Volonté de donner des gages avant cette date couperet ou simplement de trouver un bouc émissaire? Le chef du laboratoire antidopage moscovite au centre des soupçons, Grigory Rodchenko, a officiellement démissionné tard mardi soir.
Dans son rapport publié lundi, qui a déclenché un scandale sans précédent, l'Agence mondiale antidopage (AMA) accusait Rodchenko d'être au coeur d'un système généralisé de dopage, qui incluait la destruction des tests positifs aux produits dopants.
Selon l'AMA, 1.417 échantillons ont été détruits en décembre 2014, à la veille de la visite de sa commission d'enquête... qui avait signalé son arrivée à Grigory Rodchenko.
Dans ce contexte de soupçons généralisés contre la Russie, Vladimir Poutine doit présider une réunion des dirigeants des fédérations sportives, à Sotchi où ont été organisés les JO d'hiver 2014. But de cette réunion, programmée de longue date pour mercredi: parler de la préparation des sportifs russes pour les JO de 2016.
Cette rencontre est cependant retardée pour le moment par des précipitations exceptionnelles qui empêchent les responsables des fédérations de rejoindre M. Poutine, déjà à Sotchi.
Pour la Russie, le temps presse: la Fédération internationale d'athlétisme (IAAF) se réunira vendredi pour statuer sur une éventuelle suspension du pays de toute compétition, qui pourrait à terme le priver des JO-2016 de Rio.

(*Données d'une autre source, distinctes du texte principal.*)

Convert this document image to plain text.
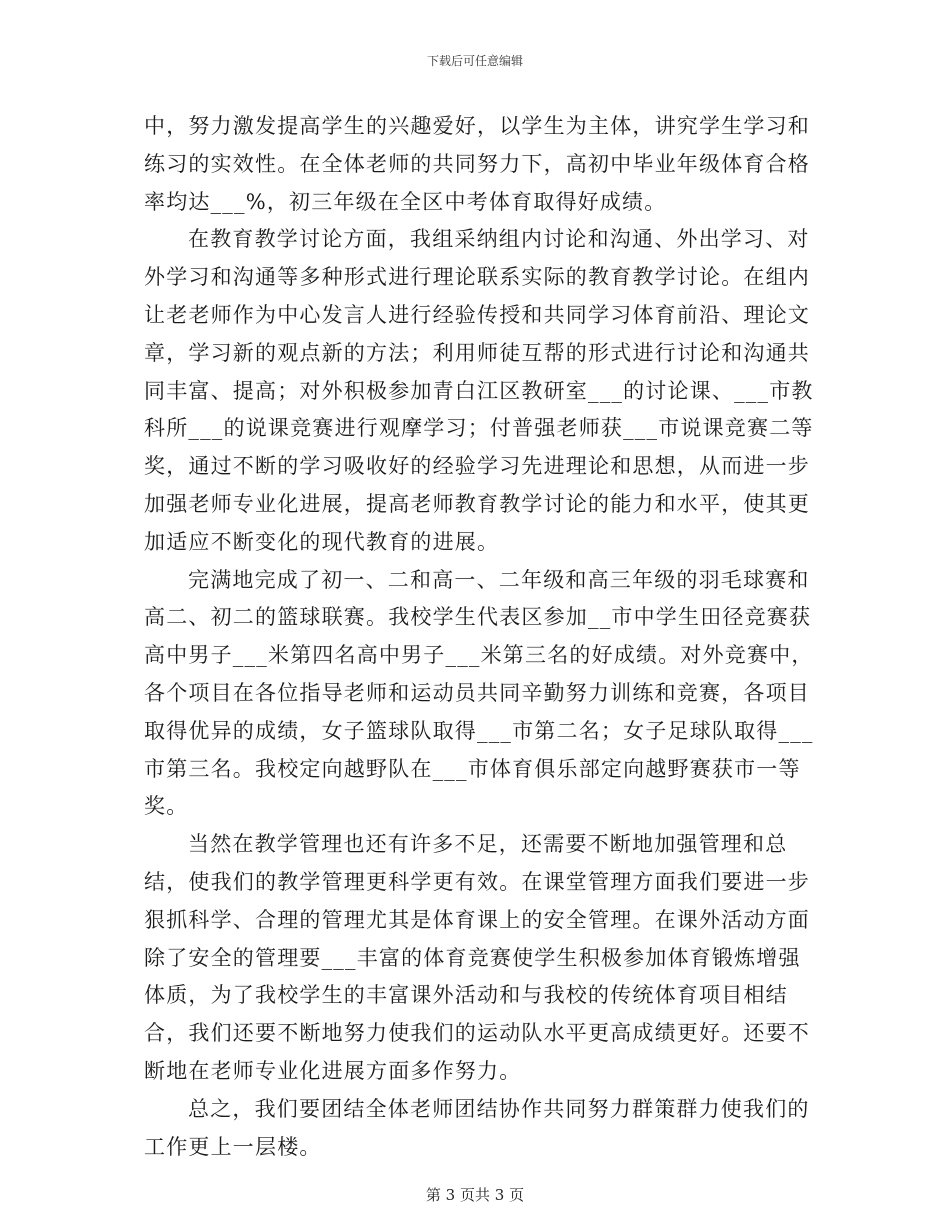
下载后可任意编辑

中，努力激发提高学生的兴趣爱好，以学生为主体，讲究学生学习和练习的实效性。在全体老师的共同努力下，高初中毕业年级体育合格率均达___%，初三年级在全区中考体育取得好成绩。

在教育教学讨论方面，我组采纳组内讨论和沟通、外出学习、对外学习和沟通等多种形式进行理论联系实际的教育教学讨论。在组内让老老师作为中心发言人进行经验传授和共同学习体育前沿、理论文章，学习新的观点新的方法；利用师徒互帮的形式进行讨论和沟通共同丰富、提高；对外积极参加青白江区教研室___的讨论课、___市教科所___的说课竞赛进行观摩学习；付普强老师获___市说课竞赛二等奖，通过不断的学习吸收好的经验学习先进理论和思想，从而进一步加强老师专业化进展，提高老师教育教学讨论的能力和水平，使其更加适应不断变化的现代教育的进展。

完满地完成了初一、二和高一、二年级和高三年级的羽毛球赛和高二、初二的篮球联赛。我校学生代表区参加__市中学生田径竞赛获高中男子___米第四名高中男子___米第三名的好成绩。对外竞赛中，各个项目在各位指导老师和运动员共同辛勤努力训练和竞赛，各项目取得优异的成绩，女子篮球队取得___市第二名；女子足球队取得___市第三名。我校定向越野队在___市体育俱乐部定向越野赛获市一等奖。

当然在教学管理也还有许多不足，还需要不断地加强管理和总结，使我们的教学管理更科学更有效。在课堂管理方面我们要进一步狠抓科学、合理的管理尤其是体育课上的安全管理。在课外活动方面除了安全的管理要___丰富的体育竞赛使学生积极参加体育锻炼增强体质，为了我校学生的丰富课外活动和与我校的传统体育项目相结合，我们还要不断地努力使我们的运动队水平更高成绩更好。还要不断地在老师专业化进展方面多作努力。

总之，我们要团结全体老师团结协作共同努力群策群力使我们的工作更上一层楼。

第 3 页共 3 页
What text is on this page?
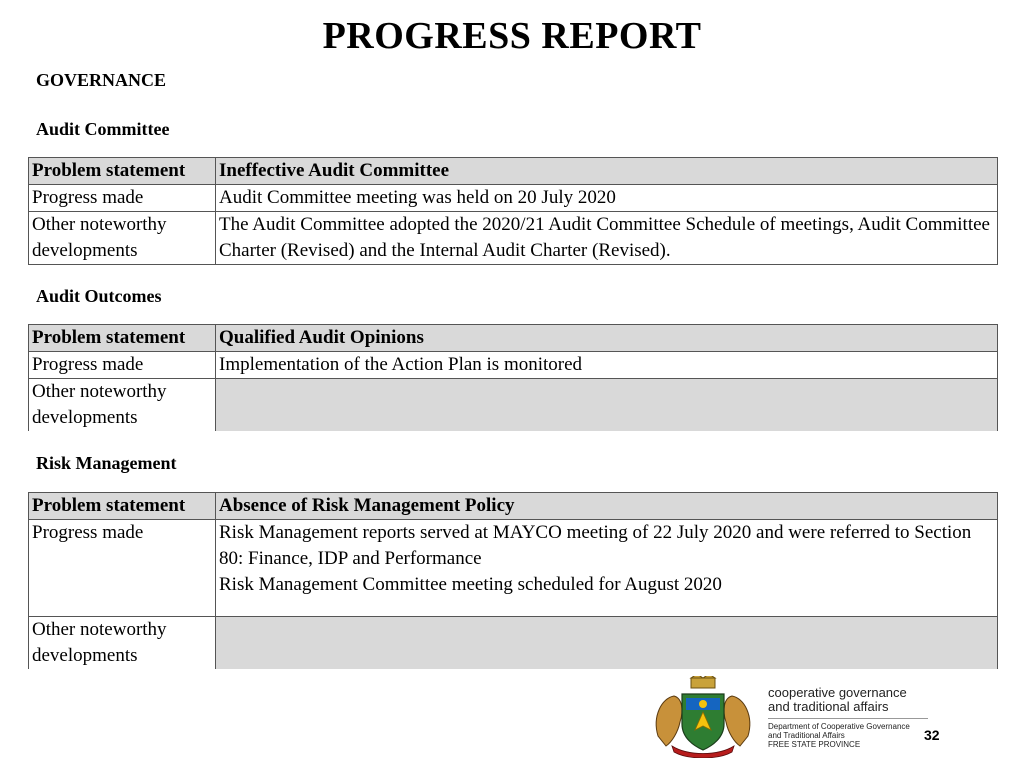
PROGRESS REPORT
GOVERNANCE
Audit Committee
Problem statement	Ineffective Audit Committee
Progress made	Audit Committee meeting was held on 20 July 2020
Other noteworthy developments	The Audit Committee adopted the 2020/21 Audit Committee Schedule of meetings, Audit Committee Charter (Revised) and the Internal Audit Charter (Revised).
Audit Outcomes
Problem statement	Qualified Audit Opinions
Progress made	Implementation of the Action Plan is monitored
Other noteworthy developments	
Risk Management
Problem statement	Absence of Risk Management Policy
Progress made	Risk Management reports served at MAYCO meeting of 22 July 2020 and were referred to Section 80: Finance, IDP and Performance
Risk Management Committee meeting scheduled for August 2020

Other noteworthy developments	
cooperative governance
and traditional affairs
Department of Cooperative Governance
and Traditional Affairs
FREE STATE PROVINCE
32
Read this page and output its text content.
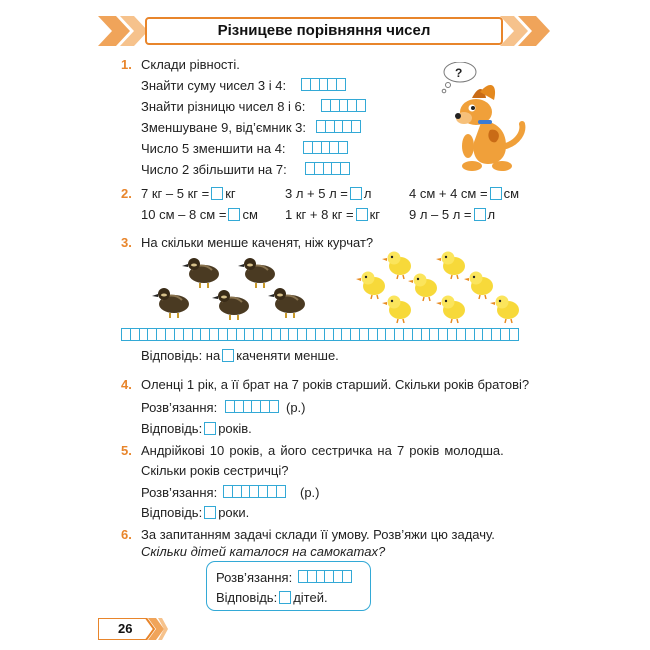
Різницеве порівняння чисел
1. Склади рівності.
Знайти суму чисел 3 і 4:
Знайти різницю чисел 8 і 6:
Зменшуване 9, від’ємник 3:
Число 5 зменшити на 4:
Число 2 збільшити на 7:
?
2. 7 кг – 5 кг = кг	3 л + 5 л = л	4 см + 4 см = см
10 см – 8 см = см 1 кг + 8 кг = кг 9 л – 5 л = л
3. На скільки менше каченят, ніж курчат?
Відповідь: на каченяти менше.
4. Оленці 1 рік, а її брат на 7 років старший. Скільки років братові?
Розв’язання:	(р.)
Відповідь: років.
5. Андрійкові 10 років, а його сестричка на 7 років молодша.
Скільки років сестричці?
Розв’язання:	(р.)
Відповідь: роки.
6. За запитанням задачі склади її умову. Розв’яжи цю задачу.
Скільки дітей каталося на самокатах?
Розв’язання:
Відповідь: дітей.
26
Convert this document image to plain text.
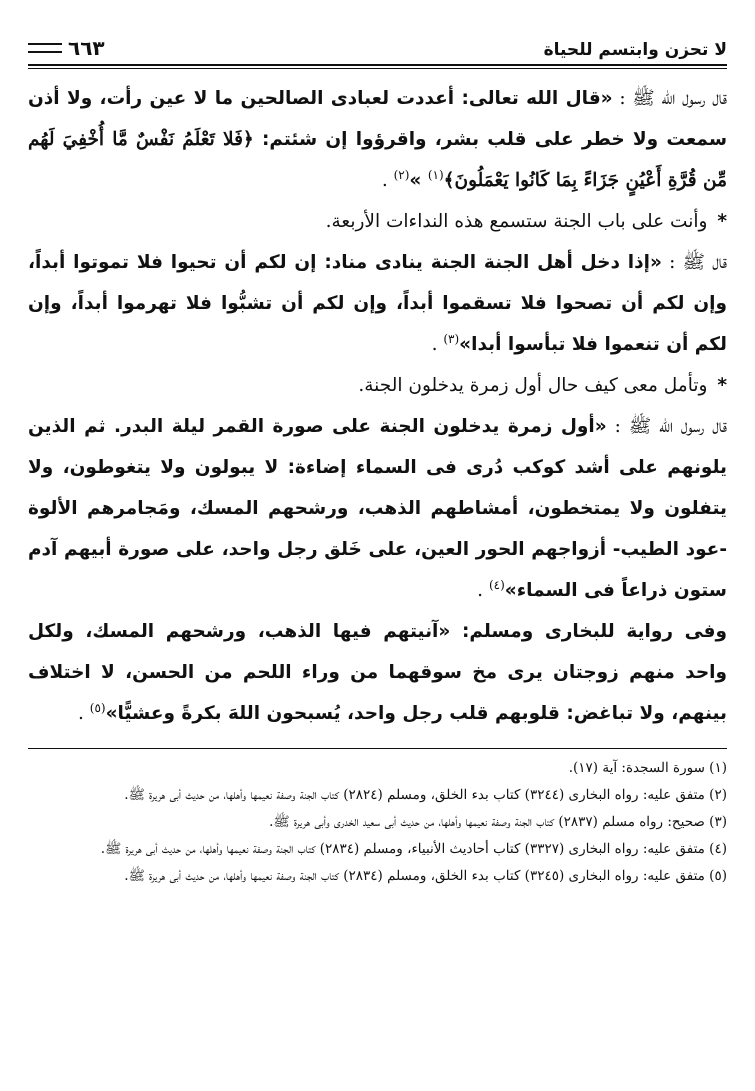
لا تحزن وابتسم للحياة
٦٦٣

قال رسول الله ﷺ : «قال الله تعالى: أعددت لعبادى الصالحين ما لا عين رأت، ولا أذن سمعت ولا خطر على قلب بشر، واقرؤوا إن شئتم: ﴿فَلا تَعْلَمُ نَفْسٌ مَّا أُخْفِيَ لَهُم مِّن قُرَّةِ أَعْيُنٍ جَزَاءً بِمَا كَانُوا يَعْمَلُونَ﴾$^{(١)}$ »$^{(٢)}$ .

* وأنت على باب الجنة ستسمع هذه النداءات الأربعة.

قال ﷺ : «إذا دخل أهل الجنة الجنة ينادى مناد: إن لكم أن تحيوا فلا تموتوا أبداً، وإن لكم أن تصحوا فلا تسقموا أبداً، وإن لكم أن تشبُّوا فلا تهرموا أبداً، وإن لكم أن تنعموا فلا تبأسوا أبدا»$^{(٣)}$ .

* وتأمل معى كيف حال أول زمرة يدخلون الجنة.

قال رسول الله ﷺ : «أول زمرة يدخلون الجنة على صورة القمر ليلة البدر. ثم الذين يلونهم على أشد كوكب دُرى فى السماء إضاءة: لا يبولون ولا يتغوطون، ولا يتفلون ولا يمتخطون، أمشاطهم الذهب، ورشحهم المسك، ومَجامرهم الألوة -عود الطيب- أزواجهم الحور العين، على خَلق رجل واحد، على صورة أبيهم آدم ستون ذراعاً فى السماء»$^{(٤)}$ .

وفى رواية للبخارى ومسلم: «آنيتهم فيها الذهب، ورشحهم المسك، ولكل واحد منهم زوجتان يرى مخ سوقهما من وراء اللحم من الحسن، لا اختلاف بينهم، ولا تباغض: قلوبهم قلب رجل واحد، يُسبحون اللهَ بكرةً وعشيًّا»$^{(٥)}$ .

(١) سورة السجدة: آية (١٧).

(٢) متفق عليه: رواه البخارى (٣٢٤٤) كتاب بدء الخلق، ومسلم (٢٨٢٤) كتاب الجنة وصفة نعيمها وأهلها، من حديث أبى هريرة ﷺ.

(٣) صحيح: رواه مسلم (٢٨٣٧) كتاب الجنة وصفة نعيمها وأهلها، من حديث أبى سعيد الخدرى وأبى هريرة ﷺ.

(٤) متفق عليه: رواه البخارى (٣٣٢٧) كتاب أحاديث الأنبياء، ومسلم (٢٨٣٤) كتاب الجنة وصفة نعيمها وأهلها، من حديث أبى هريرة ﷺ.

(٥) متفق عليه: رواه البخارى (٣٢٤٥) كتاب بدء الخلق، ومسلم (٢٨٣٤) كتاب الجنة وصفة نعيمها وأهلها، من حديث أبى هريرة ﷺ.
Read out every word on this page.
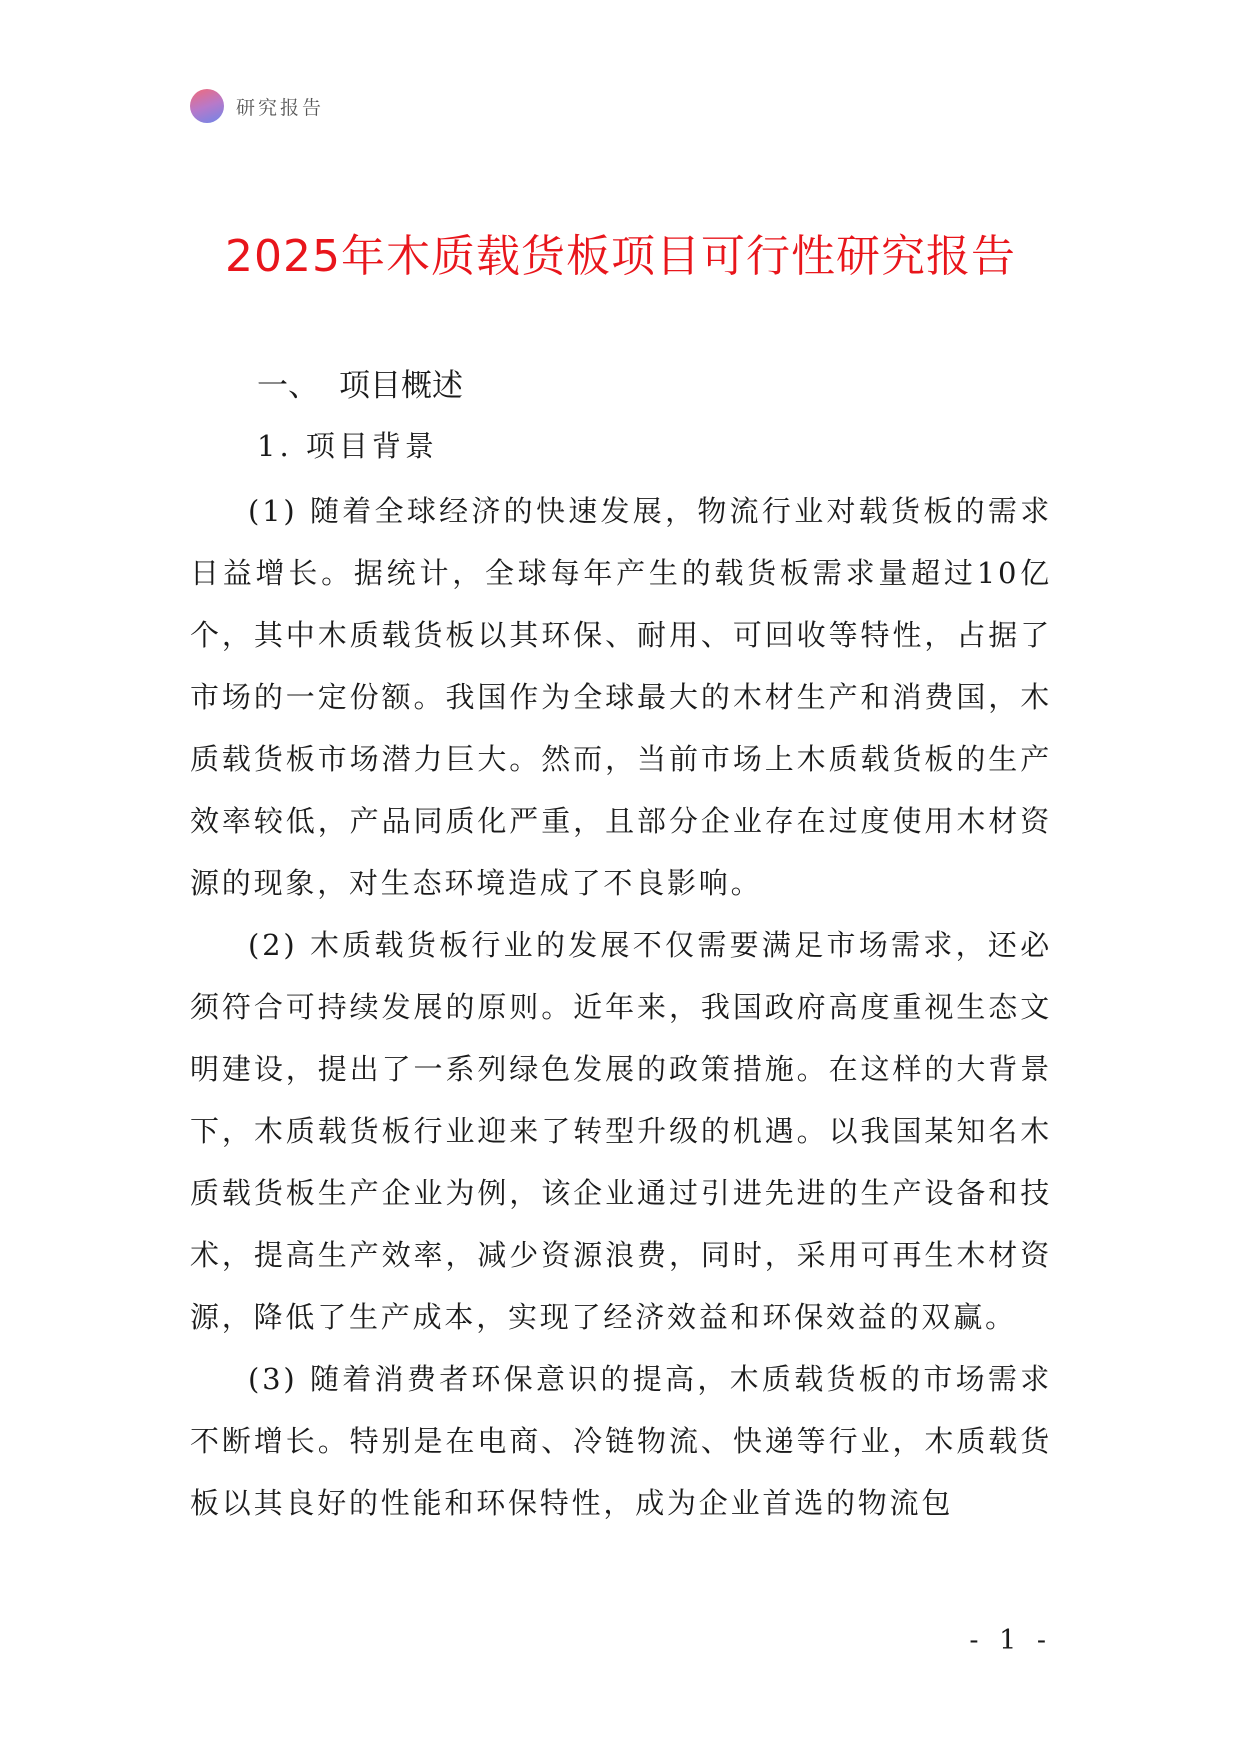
研究报告
2025年木质载货板项目可行性研究报告
一、 项目概述
1. 项目背景

(1) 随着全球经济的快速发展，物流行业对载货板的需求日益增长。据统计，全球每年产生的载货板需求量超过10亿个，其中木质载货板以其环保、耐用、可回收等特性，占据了市场的一定份额。我国作为全球最大的木材生产和消费国，木质载货板市场潜力巨大。然而，当前市场上木质载货板的生产效率较低，产品同质化严重，且部分企业存在过度使用木材资源的现象，对生态环境造成了不良影响。

(2) 木质载货板行业的发展不仅需要满足市场需求，还必须符合可持续发展的原则。近年来，我国政府高度重视生态文明建设，提出了一系列绿色发展的政策措施。在这样的大背景下，木质载货板行业迎来了转型升级的机遇。以我国某知名木质载货板生产企业为例，该企业通过引进先进的生产设备和技术，提高生产效率，减少资源浪费，同时，采用可再生木材资源，降低了生产成本，实现了经济效益和环保效益的双赢。

(3) 随着消费者环保意识的提高，木质载货板的市场需求不断增长。特别是在电商、冷链物流、快递等行业，木质载货板以其良好的性能和环保特性，成为企业首选的物流包

- 1 -
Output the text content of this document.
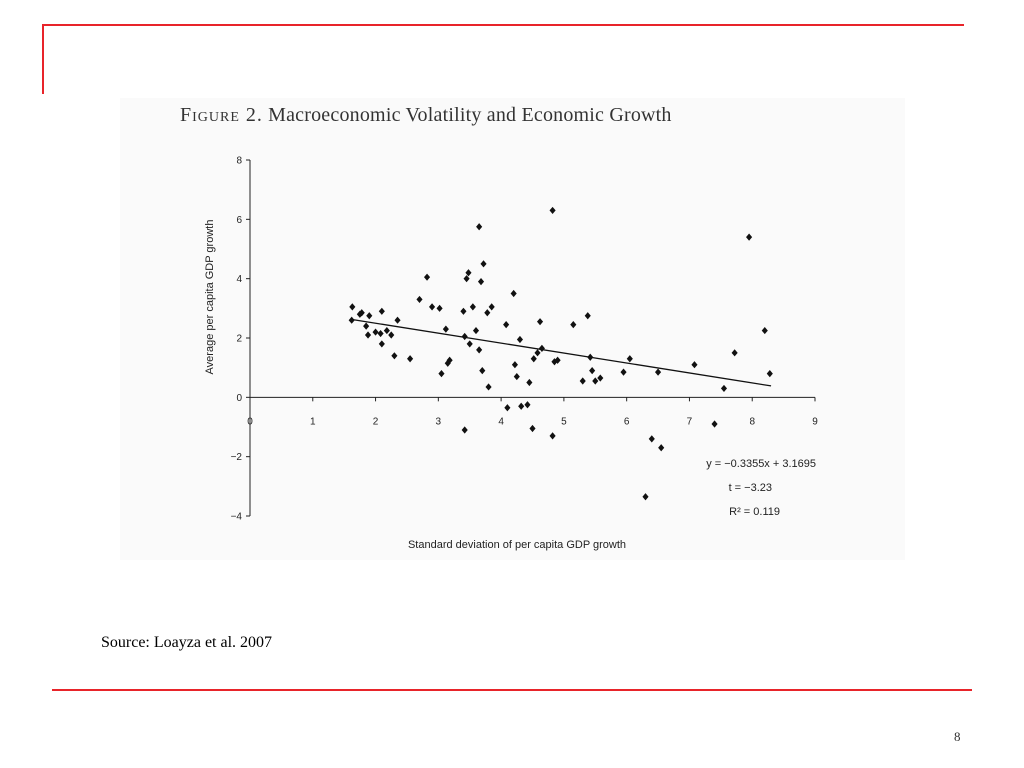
Figure 2. Macroeconomic Volatility and Economic Growth
−4
−2
0
2
4
6
8
0	1	2	3	4	5	6	7	8	9
Standard deviation of per capita GDP growth
Average per capita GDP growth
y = −0.3355x + 3.1695
t = −3.23
R² = 0.119
Source: Loayza et al. 2007
8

Une solution radicale pour laquelle plaide la commission d'enquête indépendante de l'AMA.
- 'Souiller l'image' du pays -
Moscou reste droit dans ses bottes: une suspension de la Russie des JO-2016 viserait à se débarrasser d'un "concurrent important" et à "souiller l'image" du pays, a estimé mercredi le ministre des Sports Vitali Moutko, un proche de Poutine, qui participera lui aussi à la réunion de Sotchi. Mardi déjà, un porte-parole du Kremlin avait assuré que les accusations de dopage organisé étaient "infondées".
Mardi soir, la Russie qui organisera le Mondial de football en 2018 a reçu un soutien presque inattendu.
Le Comité international olympique (CIO) a affirmé qu'il n'avait "aucune raison de mettre en doute la crédibilité des contrôles antidopage réalisés aux jeux Olympiques d'hiver 2014" à Sotchi. Le laboratoire qui les a pratiqués était celui de Sotchi, non de Moscou.
Pour autant, le scandale est énorme et rappelle le système de dopage institutionnalisé mis en place du temps du bloc soviétique, notamment en RDA.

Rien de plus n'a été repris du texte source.